Restrictions for lock coarsening?

Sun Jan 4 18:39:08 PST 2009

Hi Clemens,

As Dave correctly recalled, locks are not hoisted out of a loop, so that 
kind of coarsening does not occur. Hence your benchmark will not 
experience any lock coarsening.

See callNode.cpp 1378:

Node *LockNode::Ideal(PhaseGVN *phase, bool can_reshape) {

for the code that does the lock elision/coarsening.

Cheers,
David Holmes

Clemens Eisserer said the following on 01/05/09 09:09:
> Hi Dave,
> 
> Thanks again for taking the time to anwer my neverending locking questions ;)
> 
>> Locks and monitors have precisely the same semantics with respect to the
>> java memory model.
> Glad to hear that :)
> 
>> Coarsening is a bit tricky.   IIRC we only coarsen abutting or nearly
>> abutting critical sections under the same lock but I don't think we'll hoist
>> the critical section outside of a loop.   Coarsening is, for the most part,
>> an optimization that attempts to avoid CAS / lock:cmpxchg which have a
>> _local latency penalty.   In addition it gives the JIT more latitude in the
>> fact of the memory model (we can avoid spilling variables back to memory
>> with larger critical sections).   That having been said,  you don't really
>> want to coarsen critical sections if there's contention.  (Recall that we
>> can capture code that's _not part of a critical section inside a coarsened
>> section, thus artificially lengthening the critical section).   Ideally we'd
>> have runtime feedback and decoarsen contended critical sections but that's
>> not implemented as of today, so instead the mechanism is fairly
>> conservative.
> Well, my benchmark does execute the method in question in a loop,
> there's only one monitor in action and the benchmark is
> single-threaded so there is no contention. Could it be that coarsening
> does not occur because the synchronized method is too large or has too
> complex control flow (if/else, maybe even loops)?
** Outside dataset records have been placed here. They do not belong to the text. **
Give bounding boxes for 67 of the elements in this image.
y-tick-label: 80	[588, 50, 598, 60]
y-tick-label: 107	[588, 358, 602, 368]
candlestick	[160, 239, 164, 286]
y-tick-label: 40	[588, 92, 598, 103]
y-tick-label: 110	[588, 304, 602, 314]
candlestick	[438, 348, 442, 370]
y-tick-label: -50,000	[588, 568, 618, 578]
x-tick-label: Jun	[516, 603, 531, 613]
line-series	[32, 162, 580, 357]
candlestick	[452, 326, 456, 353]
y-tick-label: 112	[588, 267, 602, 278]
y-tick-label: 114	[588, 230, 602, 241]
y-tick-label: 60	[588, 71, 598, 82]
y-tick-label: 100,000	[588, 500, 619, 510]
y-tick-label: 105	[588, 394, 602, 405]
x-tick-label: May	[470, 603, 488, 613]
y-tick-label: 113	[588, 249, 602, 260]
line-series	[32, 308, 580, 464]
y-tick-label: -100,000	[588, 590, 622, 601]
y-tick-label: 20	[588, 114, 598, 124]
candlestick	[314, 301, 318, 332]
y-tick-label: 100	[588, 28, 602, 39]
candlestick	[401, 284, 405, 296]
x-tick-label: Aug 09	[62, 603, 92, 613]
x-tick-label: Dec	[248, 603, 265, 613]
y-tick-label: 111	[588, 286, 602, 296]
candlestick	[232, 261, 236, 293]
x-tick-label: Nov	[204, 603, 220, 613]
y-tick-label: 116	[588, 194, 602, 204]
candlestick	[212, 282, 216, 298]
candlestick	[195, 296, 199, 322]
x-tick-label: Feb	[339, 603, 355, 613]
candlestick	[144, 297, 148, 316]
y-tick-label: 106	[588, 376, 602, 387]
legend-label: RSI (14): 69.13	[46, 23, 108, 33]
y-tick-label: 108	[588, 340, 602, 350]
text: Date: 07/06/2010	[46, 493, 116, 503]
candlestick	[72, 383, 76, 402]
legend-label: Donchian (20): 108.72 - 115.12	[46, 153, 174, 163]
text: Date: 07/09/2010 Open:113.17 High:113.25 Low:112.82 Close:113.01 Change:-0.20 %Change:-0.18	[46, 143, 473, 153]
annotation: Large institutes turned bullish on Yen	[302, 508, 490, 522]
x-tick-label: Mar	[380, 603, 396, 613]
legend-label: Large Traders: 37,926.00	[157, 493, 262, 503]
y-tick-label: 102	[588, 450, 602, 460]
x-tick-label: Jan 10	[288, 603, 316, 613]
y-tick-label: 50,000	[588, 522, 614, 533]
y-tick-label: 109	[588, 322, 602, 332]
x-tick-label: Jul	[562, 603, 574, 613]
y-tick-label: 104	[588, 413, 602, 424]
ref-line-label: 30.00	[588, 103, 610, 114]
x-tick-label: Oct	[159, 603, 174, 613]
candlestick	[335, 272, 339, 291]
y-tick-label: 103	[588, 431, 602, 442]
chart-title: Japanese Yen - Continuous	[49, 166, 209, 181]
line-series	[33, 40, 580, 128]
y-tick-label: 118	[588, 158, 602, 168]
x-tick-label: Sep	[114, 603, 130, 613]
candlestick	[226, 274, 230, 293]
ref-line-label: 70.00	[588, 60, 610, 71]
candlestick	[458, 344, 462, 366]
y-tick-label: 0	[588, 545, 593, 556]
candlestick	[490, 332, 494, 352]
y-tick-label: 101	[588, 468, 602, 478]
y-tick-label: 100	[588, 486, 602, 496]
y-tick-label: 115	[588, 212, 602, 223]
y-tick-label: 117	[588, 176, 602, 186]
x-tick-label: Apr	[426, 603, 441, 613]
Or maybe coarening
> is limited to non-OSR compilation?
> 
> In reallity there won't be contention for almost all of the use-cases,
> but the api is specified to be thread-safe and therefor there is no
> way arround synchronization. The reason why I am interested in
> coarsening is, that CAS means quite a lot of local latency - on my
> Core2Duo 50% of the total time is spent in locking. I guess the
> problem will vanish with better CAS implementations ;)
> 
> Thanks again, Clemens